How silly. The notion that we can have automated or semi-automated cars as long as the driver is watching over them is a dangerous myth.  As soon as the car can maintain its speed and keep a safe distance from car's in front automatically (already true with adaptive cruise control) and maintain its position in the lane properly (already true with lane-keeping systems), drivers will take the opportunity to find their favorite music, to turn to the rear passengers and converse, to read their email, etc.   It is a myth that people can maintain control when they have nothing to do for a long period.  This myth is well understood in the military and in commercial aviation: it has been studied for well-over 50 years in the field of vigilance (a part of psychology and human factors research).

In the airplane, the pilots are not attending, but when trouble does arise, the extremely well-trained pilots have several minutes to respond.  In the automobile, when trouble arises, the ill-trained drivers will have one or two seconds to respond. Automobile designers - and law makers - have ignored this information.

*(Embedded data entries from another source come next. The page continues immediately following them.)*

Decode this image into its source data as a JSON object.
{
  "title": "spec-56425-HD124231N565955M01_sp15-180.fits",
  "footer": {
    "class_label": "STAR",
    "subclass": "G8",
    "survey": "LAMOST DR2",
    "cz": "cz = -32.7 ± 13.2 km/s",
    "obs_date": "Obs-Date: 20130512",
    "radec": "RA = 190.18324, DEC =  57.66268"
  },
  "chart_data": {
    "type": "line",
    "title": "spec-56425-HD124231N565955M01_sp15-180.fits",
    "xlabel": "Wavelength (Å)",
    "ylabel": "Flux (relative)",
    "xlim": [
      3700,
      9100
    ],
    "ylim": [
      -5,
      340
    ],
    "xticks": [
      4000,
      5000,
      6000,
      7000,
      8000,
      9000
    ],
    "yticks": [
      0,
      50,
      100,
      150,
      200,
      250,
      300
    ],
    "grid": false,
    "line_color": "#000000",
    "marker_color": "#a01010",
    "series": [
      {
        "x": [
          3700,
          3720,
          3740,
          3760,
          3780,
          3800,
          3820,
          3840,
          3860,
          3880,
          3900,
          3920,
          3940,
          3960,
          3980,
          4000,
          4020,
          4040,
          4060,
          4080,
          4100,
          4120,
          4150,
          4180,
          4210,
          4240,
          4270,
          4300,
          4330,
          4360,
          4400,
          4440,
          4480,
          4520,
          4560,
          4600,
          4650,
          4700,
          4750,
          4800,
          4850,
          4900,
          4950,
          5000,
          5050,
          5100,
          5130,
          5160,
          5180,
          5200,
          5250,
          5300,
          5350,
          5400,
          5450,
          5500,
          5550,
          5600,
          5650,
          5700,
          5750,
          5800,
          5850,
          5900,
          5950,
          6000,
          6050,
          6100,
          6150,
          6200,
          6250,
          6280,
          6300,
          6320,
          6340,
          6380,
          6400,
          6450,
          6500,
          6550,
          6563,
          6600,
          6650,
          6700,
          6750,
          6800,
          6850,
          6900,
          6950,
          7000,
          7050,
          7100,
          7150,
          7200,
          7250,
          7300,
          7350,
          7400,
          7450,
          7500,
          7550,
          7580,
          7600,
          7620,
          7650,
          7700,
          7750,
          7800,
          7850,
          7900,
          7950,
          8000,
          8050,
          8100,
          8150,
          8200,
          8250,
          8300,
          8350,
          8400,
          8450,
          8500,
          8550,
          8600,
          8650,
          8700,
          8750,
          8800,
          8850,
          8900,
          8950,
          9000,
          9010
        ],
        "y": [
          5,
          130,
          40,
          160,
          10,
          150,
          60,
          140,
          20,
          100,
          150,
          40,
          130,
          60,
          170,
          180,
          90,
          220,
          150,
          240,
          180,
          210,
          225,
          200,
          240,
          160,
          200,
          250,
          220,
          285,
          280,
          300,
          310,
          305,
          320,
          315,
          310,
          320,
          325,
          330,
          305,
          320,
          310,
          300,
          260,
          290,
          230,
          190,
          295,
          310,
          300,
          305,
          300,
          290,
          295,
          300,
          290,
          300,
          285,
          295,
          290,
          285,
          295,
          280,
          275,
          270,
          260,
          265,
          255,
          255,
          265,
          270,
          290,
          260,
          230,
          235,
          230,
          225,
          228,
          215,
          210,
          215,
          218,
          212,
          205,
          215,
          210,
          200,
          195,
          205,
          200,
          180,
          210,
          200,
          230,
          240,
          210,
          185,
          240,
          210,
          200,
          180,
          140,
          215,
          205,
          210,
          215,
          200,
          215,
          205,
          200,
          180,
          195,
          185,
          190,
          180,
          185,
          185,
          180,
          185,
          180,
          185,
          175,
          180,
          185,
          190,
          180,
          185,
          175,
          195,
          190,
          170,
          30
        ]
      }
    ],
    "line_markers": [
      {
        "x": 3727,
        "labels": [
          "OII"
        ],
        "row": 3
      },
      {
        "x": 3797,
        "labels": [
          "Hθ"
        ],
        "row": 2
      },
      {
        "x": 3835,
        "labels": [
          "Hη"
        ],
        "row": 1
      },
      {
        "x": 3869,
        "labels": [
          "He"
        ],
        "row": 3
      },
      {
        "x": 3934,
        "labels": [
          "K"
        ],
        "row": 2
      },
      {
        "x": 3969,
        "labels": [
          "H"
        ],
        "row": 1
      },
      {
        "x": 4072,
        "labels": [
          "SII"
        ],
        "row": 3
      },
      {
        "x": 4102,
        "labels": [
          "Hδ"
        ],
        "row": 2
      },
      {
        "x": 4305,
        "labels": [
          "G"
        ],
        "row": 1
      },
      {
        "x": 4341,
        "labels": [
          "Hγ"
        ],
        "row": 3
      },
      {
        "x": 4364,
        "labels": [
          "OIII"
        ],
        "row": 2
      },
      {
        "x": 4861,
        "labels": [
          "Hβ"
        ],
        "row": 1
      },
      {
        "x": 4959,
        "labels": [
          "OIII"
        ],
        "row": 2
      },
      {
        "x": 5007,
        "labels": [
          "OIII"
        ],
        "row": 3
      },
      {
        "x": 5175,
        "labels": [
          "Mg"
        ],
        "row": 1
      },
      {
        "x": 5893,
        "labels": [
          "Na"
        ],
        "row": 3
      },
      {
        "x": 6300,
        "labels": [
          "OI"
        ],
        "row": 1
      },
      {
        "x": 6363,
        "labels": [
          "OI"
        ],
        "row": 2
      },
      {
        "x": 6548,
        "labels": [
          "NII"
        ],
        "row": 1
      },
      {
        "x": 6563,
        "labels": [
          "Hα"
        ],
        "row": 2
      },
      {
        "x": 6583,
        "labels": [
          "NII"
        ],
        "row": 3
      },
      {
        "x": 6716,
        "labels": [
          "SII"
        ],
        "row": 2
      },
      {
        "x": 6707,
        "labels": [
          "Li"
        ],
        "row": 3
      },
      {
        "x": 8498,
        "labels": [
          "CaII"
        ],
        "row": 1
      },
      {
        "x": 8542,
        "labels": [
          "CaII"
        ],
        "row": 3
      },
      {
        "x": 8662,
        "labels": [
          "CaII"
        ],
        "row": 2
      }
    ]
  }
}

It is time to for the designers and engineers of this coming automated world and take heed from the lessons learned over the years in the field of Human-Systems Integration, in studies of automation. Lots of excellent scientists working in the research labs of automobile companies know all this. Product people are notorious about ignoring the wisdom of research groups in their same company.  We now have very smart devices, stupidly done. I fear the consequences will be a lot worse than waking people up at 4:30 in the morning.  Pay attention, engineers: pay attention, designers. Pay attention or people will be killed.